Voters in Afghanistan picked who they wanted to run the country with the help of cartoon symbols.
The pictures were there to make the process easier for more than 12 million voters who had 5,800 possible leaders, or candidates, to chose from.
The voting slips contained each of the candidates' names, their photographs and a cartoon symbol representing them.
One reason for this was to make it easier to tell the massive number of candidates apart.
Another reason is that lots of people in Afghanistan can't read or write.
2,800 parliamentary candidates
3,000 candidates for 34 local councils
About 25% of seats reserved for women
26,000 polling stations
Final result due 22 October
One candidate, Mohammad Isaq, used the symbol of a deer.
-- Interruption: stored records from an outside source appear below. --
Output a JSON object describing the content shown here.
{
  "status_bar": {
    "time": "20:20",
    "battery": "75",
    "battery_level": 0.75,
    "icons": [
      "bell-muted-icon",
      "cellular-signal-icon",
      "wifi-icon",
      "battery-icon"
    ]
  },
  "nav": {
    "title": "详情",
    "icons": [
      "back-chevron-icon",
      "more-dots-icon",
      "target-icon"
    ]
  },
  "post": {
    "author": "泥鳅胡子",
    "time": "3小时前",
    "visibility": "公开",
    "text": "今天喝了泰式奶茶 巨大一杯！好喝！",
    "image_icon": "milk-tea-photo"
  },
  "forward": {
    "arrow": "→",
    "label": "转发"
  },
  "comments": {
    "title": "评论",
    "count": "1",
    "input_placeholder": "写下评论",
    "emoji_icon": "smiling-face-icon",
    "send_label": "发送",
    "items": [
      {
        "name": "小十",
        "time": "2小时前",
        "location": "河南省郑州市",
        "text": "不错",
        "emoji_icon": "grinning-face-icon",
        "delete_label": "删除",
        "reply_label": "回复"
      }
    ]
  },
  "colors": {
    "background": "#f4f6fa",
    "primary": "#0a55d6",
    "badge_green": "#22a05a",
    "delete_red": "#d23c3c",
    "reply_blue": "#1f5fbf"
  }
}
Other symbols included a cassette, a TV, a football and a cricket bat, which were previously banned in Afghanistan.
From the mid-1990s to 2001, the country was run by a group called the Taleban who banned television, radio, music and education for women.
The recent elections, on Sunday 18 September 2005, are being seen a move away from such control from years of war in the country.
But six people were killed during attacks, which have been largely blamed on supporters of the Taleban, who are against the election.
Voters took part in two elections: One for the people they wanted to run the country and another for the people they wanted to be in charge of local areas.
It is the first national government and local council elections for more than 30 years.
The final results are due in late October.
Questions and activities
1. Write down the meaning, or definition, of these words:
- local council election
- national government election
- polling station
- voting slip or ballot paper
2. How many candidates were there in the recent elections in Afghanistan?
3. What information was contained on the voting slips or ballot papers in Afghanistan?
4. Why were cartoon pictures used? Give two reasons.
5. List four objects that were previously banned in Afghanistan.
6. Who banned these objects?
7. When was power taken from the Taleban, following a US-led war?
8. How many years ago did Afghanistan hold national government and local council elections?
9. When are the election results due to be announced?